A blueprint for life

England's batting on the first morning at Colombo is dreadful. Not even Graeme Swann's rendition of Glen Campbell's Rhinestone Cowboy can cheer the England dressing room at lunchtime. Things get little better in the afternoon, and only a resolute stand between Jonathan Trott and Tim Bresnan is able to lift the innings over 200. Just after tea, Steven Finn's off-stump is pegged back, and Jonathan Agnew looks through the shimmering heat to see 212-10 on the scoreboard.

Things are little better in London. Sitting in his flat above 10 Downing Street, David Cameron listens in dismay to Francis Maude's announcement that all the animals in Longleat are to be slain, in order to save the petrol used to fuel the estate's fleet of Land Rovers. He decides he needs a break from self-important ministers, and switches the radio over to the cricket. He hears the score and starts to weep.

As Jonathan Agnew runs through the scoreboard, Geoffrey Boycott comments on what an accomplished batsman Jonathan Trott is. Cameron sips some tea. He ponders that England's best batsman is, in fact, South African. Downcast, he says to himself that this is a failure on the part of English domestic cricket, before suddenly being improved by an alternative perspective: that Jonathan Trott is an indication of the success of English cricket. He and Kevin Pietersen have paid a generous compliment to English cricket by moving here. They decided that England was a better place than South Africa to play cricket - and that's great, because they both seem to be decent people.

But as he listens to Agnew running through the England scorecard, Cameron is puzzled to learn that a bowler has been dropped as a result of England's poor batting performance in Galle. And not just any bowler: Monty Panesar. The team's most enthusiastic and hardworking player has been dropped.
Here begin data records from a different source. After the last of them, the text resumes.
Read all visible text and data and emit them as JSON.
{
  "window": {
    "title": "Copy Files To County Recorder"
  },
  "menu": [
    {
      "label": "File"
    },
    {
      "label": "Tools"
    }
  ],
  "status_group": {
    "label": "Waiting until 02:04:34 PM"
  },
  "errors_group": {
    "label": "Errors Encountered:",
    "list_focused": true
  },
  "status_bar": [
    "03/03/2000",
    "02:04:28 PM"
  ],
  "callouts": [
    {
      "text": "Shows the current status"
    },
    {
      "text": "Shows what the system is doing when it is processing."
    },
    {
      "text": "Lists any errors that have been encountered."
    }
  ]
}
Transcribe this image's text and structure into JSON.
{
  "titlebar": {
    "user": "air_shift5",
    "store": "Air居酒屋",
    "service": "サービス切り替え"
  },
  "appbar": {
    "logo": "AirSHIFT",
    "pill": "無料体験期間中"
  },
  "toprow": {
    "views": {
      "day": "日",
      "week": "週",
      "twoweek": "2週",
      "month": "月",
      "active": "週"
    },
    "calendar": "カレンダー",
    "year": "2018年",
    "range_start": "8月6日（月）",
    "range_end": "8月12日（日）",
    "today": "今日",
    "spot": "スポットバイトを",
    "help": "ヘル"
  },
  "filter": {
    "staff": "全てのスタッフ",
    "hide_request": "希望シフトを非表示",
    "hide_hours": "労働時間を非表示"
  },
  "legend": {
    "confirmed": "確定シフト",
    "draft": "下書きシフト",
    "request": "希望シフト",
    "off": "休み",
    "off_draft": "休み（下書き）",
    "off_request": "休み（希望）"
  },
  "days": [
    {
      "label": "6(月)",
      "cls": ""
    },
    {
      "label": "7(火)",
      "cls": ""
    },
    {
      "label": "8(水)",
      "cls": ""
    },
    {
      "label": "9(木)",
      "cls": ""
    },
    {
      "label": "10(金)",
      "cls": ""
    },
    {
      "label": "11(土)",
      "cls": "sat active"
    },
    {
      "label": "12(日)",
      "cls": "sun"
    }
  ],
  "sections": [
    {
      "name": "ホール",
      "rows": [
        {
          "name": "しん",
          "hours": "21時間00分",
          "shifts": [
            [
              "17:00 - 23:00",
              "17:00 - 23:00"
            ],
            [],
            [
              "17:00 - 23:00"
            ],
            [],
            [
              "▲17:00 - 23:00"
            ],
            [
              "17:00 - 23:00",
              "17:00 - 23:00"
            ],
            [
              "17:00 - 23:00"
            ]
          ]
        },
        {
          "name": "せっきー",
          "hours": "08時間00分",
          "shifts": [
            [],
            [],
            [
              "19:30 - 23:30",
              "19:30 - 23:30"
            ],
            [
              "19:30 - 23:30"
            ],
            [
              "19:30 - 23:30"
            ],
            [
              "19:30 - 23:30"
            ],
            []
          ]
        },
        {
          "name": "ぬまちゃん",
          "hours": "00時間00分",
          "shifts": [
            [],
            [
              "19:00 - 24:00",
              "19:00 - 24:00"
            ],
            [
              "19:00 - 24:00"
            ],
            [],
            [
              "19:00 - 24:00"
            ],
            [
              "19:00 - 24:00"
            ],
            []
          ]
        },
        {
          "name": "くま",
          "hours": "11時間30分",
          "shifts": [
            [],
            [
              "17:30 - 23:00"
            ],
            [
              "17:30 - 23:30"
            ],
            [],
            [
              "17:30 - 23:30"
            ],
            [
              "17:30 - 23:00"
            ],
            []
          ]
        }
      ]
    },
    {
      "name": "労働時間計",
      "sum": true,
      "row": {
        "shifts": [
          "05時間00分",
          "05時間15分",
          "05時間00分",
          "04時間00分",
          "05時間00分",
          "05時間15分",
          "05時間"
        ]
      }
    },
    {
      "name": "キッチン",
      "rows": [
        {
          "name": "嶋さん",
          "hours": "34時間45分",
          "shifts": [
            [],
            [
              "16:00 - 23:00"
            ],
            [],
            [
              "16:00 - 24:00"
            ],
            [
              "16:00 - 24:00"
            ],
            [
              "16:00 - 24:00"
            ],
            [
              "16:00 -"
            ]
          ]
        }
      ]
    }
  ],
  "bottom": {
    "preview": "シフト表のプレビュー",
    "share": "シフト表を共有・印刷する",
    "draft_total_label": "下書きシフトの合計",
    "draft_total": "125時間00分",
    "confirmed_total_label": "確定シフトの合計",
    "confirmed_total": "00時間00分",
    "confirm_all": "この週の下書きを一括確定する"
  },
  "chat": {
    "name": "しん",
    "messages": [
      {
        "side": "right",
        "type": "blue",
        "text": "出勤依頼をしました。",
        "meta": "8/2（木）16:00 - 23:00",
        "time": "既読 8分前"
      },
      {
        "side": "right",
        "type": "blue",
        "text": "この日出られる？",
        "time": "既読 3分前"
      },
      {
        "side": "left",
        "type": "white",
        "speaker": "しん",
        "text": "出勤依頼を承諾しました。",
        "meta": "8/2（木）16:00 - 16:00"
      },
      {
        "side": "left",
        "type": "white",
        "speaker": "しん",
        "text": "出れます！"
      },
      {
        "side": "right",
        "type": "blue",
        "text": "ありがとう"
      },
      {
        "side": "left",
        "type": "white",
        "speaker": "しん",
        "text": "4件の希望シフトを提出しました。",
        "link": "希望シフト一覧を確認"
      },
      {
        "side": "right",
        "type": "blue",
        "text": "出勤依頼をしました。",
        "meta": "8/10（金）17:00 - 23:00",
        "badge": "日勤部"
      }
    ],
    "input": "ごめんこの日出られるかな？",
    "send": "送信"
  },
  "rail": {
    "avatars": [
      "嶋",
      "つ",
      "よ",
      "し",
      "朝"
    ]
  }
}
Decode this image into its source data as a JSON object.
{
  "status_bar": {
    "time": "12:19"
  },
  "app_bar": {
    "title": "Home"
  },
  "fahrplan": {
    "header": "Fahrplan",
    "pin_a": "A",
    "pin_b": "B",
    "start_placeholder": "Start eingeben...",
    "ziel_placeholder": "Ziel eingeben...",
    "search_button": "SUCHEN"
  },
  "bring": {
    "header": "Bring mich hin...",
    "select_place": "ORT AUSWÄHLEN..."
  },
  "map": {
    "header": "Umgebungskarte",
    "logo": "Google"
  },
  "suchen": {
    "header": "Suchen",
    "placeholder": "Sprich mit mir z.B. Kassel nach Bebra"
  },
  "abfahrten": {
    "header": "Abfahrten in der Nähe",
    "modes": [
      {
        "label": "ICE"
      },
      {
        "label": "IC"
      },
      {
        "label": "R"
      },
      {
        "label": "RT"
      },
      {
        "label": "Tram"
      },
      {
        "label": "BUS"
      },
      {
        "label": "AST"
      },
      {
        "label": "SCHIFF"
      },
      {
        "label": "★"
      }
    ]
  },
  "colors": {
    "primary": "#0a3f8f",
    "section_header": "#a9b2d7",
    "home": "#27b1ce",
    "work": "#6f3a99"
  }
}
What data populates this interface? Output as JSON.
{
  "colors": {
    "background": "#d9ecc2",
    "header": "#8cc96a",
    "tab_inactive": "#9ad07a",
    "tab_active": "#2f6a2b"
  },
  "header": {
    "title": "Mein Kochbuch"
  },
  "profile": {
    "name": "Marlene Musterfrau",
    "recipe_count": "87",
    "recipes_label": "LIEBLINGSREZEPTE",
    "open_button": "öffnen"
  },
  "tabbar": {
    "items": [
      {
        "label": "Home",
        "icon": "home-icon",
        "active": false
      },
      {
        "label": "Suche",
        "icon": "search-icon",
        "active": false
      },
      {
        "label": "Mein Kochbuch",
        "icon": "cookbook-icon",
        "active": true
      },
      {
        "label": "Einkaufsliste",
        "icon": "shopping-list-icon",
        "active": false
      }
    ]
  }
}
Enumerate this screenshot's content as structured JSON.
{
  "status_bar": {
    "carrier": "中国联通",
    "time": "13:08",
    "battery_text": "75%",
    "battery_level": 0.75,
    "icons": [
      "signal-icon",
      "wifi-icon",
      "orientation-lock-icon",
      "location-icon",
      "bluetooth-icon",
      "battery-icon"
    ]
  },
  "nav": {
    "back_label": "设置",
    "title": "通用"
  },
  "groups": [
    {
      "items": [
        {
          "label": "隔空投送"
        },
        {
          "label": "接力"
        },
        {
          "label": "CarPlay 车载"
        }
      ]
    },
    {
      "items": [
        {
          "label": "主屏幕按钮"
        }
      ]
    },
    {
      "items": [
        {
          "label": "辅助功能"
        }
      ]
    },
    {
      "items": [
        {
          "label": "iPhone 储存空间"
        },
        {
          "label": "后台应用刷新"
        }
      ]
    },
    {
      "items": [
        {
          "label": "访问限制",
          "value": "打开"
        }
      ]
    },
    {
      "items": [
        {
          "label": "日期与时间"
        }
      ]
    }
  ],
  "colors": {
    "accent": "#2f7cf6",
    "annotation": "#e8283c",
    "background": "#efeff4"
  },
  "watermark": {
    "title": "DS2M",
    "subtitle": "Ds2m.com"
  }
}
Cameron turns the radio down, and reflects a moment longer: England is a team which is improved by its imports, but where the ones who quietly work hard do not always get the greatest reward. Yes, thinks Cameron, England is a team which is improved by its imports, but where the ones who quietly work hard do not always get the greatest reward. A cricket team is a microcosm for the nation it represents, and more generally, cricket is a metaphor for life.

Cameron realises what he must do, to improve both his country and improve its cricket team. For they are one and the same thing. He announces what the BBC calls a "package of measures" intended to improve people, including the allocation of additional votes to those with higher IQ levels, government incentives for good manners and lower rates of tax for the hardest working (but not necessarily the highest earning).

After a performance demonstrating enormous commitment in sapping heat, England are able to turn the match around, and win by three wickets.